United Technologies Corp. is nearing a deal to buy Cedar Rapids-based Rockwell Collins Inc. for more than $20 billion, a tie-up that would create one of the world’s biggest aircraft-equipment makers, The Wall Street Journal reported.

The companies are discussing a per-share price for Rockwell of $140 or less and could come to an agreement as soon as this weekend, according to people familiar with the situation.

Should the transaction happen, it would rank as the largest aerospace deal on record, eclipsing United Technologies’ 2012 acquisition of Goodrich Corp. for about $16.5 billion, according to Dealogic. It would also be one of the five biggest takeovers of the year, Dealogic data show.

Rockwell specializes in cockpit displays and communications systems for passenger jets and military programs. In April, the company closed its roughly $6 billion acquisition of B/E Aerospace Inc., a maker of plane seats and interiors.

Shares of Rockwell and United Technologies closed 2.1 percent and 2.9 percent higher, respectively, on Tuesday on the news. United Technologies investors cheered the likelihood that the company will be able to secure the deal without paying a higher price that some had expected, the Journal reported. 

Amrita Nain, an associate professor of finance at the University of Iowa, said it’s questionable whether United Technologies can generate enough cost savings to justify the more than 30 percent premium it’s offering on Rockwell’s stock price. Additionally, Rockwell’s price has increased significantly over the course of 2017, which implies about a 55 percent premium over its January stock price of about $93, she said in emailed comments. Rockwell is trading today at more than $130 per share. 

“Rockwell is a fairly well-managed company, so there are unlikely to be obvious inefficiencies sitting around for United to fix,” Nain said. “In some acquisitions, cost cuts can come from eliminating redundancies and overlapping facilities. However, United Tech and Rockwell have very little product overlap. While the small product overlap makes it less likely that the deal will face antitrust objections, it also makes cost synergies harder to achieve.” 

As a result, Nain said she believes United Technologies will have to generate most of the value from revenue synergies and innovation. 

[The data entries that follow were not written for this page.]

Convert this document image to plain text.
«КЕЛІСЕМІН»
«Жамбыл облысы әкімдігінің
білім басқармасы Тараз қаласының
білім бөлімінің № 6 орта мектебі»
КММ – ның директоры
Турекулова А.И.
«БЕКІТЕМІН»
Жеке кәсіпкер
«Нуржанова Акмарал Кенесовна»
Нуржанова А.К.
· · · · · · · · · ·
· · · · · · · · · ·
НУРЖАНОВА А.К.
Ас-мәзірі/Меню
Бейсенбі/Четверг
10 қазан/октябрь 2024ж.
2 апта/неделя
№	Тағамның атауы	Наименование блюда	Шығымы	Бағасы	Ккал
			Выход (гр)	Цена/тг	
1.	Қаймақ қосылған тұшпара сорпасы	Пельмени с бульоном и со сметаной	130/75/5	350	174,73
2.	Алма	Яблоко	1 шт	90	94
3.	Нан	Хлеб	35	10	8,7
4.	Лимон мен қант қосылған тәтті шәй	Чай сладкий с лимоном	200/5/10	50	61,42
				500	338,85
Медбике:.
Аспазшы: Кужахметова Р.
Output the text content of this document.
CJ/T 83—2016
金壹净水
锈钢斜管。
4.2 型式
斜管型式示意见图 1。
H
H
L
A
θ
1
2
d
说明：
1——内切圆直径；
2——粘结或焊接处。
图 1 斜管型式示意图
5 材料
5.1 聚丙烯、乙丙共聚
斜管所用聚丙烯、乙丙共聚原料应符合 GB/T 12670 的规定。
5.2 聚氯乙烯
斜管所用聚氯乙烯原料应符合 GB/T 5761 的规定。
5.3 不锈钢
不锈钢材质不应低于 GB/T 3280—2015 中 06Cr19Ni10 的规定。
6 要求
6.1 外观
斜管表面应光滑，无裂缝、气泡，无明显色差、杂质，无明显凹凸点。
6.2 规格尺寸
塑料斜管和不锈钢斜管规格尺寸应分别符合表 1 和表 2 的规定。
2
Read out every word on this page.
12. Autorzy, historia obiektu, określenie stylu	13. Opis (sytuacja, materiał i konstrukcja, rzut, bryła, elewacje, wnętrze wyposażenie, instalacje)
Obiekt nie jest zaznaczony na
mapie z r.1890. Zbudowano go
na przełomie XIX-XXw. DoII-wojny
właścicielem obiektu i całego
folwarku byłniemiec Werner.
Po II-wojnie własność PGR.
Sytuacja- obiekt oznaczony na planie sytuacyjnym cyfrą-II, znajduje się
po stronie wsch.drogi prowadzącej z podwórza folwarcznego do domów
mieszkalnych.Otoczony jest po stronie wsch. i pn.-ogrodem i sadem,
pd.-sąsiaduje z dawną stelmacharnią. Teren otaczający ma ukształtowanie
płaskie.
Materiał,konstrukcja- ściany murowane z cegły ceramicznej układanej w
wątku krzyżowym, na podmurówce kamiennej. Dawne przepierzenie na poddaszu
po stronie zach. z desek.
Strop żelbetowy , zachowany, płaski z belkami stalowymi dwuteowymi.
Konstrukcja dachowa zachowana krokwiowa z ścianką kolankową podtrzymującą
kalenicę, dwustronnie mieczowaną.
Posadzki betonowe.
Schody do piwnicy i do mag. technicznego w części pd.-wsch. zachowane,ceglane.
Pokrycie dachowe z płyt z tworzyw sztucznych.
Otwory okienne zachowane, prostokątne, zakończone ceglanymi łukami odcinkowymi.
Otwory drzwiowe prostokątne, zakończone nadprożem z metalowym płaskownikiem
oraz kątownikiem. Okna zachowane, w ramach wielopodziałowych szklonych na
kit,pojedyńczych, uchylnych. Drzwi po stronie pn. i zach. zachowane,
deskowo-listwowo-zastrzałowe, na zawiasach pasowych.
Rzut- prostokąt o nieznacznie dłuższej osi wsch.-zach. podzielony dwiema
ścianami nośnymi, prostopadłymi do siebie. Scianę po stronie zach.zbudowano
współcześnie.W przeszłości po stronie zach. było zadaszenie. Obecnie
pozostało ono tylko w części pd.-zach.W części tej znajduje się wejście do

Cedar Rapids Mayor Ron Corbett said he met with Rockwell Collins leadership Aug. 8 to learn what he could about the situation and what it could mean for the city, the Corridor Business Journal reported. Corbett expressed concern about the possibility of losing a corporate headquarters and the benefits that go along with it. 

“There are a lot of things they don’t know at this time, and a lot of the things they know they couldn’t talk about,” Corbett said.